South Dakota could become the 42nd state to ban texting and driving. But the current proposal, HB 1177, doesn't have a lot of teeth compared to most other states.
Legislation moving forward in Pierre would make texting and driving a secondary offense. So, you'd have to break another law, such as speeding, before police could pull you over.
In 37 states it's a primary offense, so all you need to do is text and drive to get a ticket. South Dakota's fine would be $25. California is the only state with a fine lower than that. If it gets the Governor's signature, South Dakota's law would also overwrite any local distracted driving laws.
In an effort to make the streets safer, the city of Sioux Falls enacted a texting and driving ban in 2012. A new proposal from the state could make that law null and void. That's a move some think is necessary.
Matt Holsen: Do you worry that it takes control away from local cities?
Lisa Bartell: No. It just makes it more consistent and then you know anywhere you are, that's the rule.

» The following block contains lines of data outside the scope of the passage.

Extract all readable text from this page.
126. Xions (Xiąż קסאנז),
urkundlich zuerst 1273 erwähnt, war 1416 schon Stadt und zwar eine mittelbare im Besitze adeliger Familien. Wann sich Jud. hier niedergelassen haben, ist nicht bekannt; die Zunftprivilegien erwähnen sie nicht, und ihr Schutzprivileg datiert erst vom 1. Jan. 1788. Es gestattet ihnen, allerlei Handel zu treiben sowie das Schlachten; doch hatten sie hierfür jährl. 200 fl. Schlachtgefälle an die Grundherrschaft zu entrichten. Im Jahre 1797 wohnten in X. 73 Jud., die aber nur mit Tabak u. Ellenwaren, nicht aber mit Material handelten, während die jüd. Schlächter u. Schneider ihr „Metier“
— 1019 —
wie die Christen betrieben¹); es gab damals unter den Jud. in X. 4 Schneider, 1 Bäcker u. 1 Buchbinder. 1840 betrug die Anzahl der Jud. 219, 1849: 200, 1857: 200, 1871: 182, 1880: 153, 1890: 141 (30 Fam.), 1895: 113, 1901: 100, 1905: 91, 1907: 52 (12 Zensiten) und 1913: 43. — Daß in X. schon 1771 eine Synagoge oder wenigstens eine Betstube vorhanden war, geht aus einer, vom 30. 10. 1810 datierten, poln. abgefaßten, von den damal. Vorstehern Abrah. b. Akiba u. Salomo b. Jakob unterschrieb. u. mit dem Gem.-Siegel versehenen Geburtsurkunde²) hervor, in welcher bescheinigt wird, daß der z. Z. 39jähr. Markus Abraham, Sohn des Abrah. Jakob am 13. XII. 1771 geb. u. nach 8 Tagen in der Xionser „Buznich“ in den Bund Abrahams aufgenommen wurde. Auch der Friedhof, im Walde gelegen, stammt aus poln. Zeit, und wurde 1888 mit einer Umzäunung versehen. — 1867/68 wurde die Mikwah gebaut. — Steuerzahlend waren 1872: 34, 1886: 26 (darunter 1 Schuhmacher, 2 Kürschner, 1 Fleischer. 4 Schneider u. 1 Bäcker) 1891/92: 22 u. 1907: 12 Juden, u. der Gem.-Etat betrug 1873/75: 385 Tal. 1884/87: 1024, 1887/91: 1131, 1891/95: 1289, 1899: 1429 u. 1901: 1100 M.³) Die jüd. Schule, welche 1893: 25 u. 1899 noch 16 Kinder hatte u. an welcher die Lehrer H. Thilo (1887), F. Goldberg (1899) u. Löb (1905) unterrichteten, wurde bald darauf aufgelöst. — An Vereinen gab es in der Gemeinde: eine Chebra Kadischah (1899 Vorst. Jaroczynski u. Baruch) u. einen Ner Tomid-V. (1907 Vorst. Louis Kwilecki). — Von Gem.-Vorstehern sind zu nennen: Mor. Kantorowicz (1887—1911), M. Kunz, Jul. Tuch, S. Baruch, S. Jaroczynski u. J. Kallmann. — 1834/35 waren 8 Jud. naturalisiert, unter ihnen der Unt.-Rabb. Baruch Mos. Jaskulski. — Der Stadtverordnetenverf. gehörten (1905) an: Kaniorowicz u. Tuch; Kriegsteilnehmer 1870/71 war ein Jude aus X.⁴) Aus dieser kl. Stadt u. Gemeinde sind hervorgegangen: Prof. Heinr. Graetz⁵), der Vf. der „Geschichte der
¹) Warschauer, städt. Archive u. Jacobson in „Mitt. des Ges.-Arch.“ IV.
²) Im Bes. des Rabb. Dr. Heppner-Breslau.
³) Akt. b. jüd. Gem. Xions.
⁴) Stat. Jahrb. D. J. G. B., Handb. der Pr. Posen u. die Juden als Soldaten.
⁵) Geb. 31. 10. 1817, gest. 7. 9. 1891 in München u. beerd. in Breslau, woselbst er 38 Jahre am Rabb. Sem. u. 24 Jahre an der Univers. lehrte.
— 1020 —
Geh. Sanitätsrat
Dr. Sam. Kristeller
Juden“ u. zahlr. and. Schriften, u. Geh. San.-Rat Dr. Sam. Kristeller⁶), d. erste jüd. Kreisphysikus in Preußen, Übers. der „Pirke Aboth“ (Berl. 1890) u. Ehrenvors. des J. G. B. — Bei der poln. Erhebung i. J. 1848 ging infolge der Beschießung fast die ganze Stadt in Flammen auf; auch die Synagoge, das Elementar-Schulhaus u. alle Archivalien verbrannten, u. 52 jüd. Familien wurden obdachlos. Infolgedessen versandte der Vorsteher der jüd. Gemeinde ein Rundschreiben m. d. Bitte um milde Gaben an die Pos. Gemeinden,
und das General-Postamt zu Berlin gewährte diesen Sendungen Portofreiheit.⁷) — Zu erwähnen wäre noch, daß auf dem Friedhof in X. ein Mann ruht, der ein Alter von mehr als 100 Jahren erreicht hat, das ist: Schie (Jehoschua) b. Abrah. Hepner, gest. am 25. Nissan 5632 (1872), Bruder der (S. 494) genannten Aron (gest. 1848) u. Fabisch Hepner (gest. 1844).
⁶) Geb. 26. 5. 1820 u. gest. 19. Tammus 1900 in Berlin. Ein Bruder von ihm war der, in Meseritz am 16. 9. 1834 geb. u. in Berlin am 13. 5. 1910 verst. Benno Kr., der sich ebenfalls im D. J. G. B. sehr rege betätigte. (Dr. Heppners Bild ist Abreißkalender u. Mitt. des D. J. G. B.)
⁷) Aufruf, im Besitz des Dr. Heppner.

Right now, Sioux Falls police officers have the right to stop and ticket anyone for texting while driving alone. If this new bill passes, that would change. Authorities would need to catch drivers committing another violation first. That doesn't sit right with some.
"I for sure think that they should be able to pull someone over if they see it happening. I know I want to scream at them when I see them texting next to me when I'm driving," Joe Erickson said.
Erickson thinks changing texting and driving from a primary offense to a secondary offense could take some of the teeth out of the law and make it harder to enforce. But he admits, it's already difficult to get people to pay attention to the ban.
"I don't know if a whole lot of people are going to follow it anyway but it's worth a try," Erickson said.
"It's very dangerous. Your attention is off the road and things can happen so fast. My kids used to text and we'd get after them all the time," Bartell said.
Under House Bill 1177, drivers could still send a text message if their car is parked or they're calling 911. It would also be ok to use hands-free technology.
The measure is out of committee and on its way to the full House.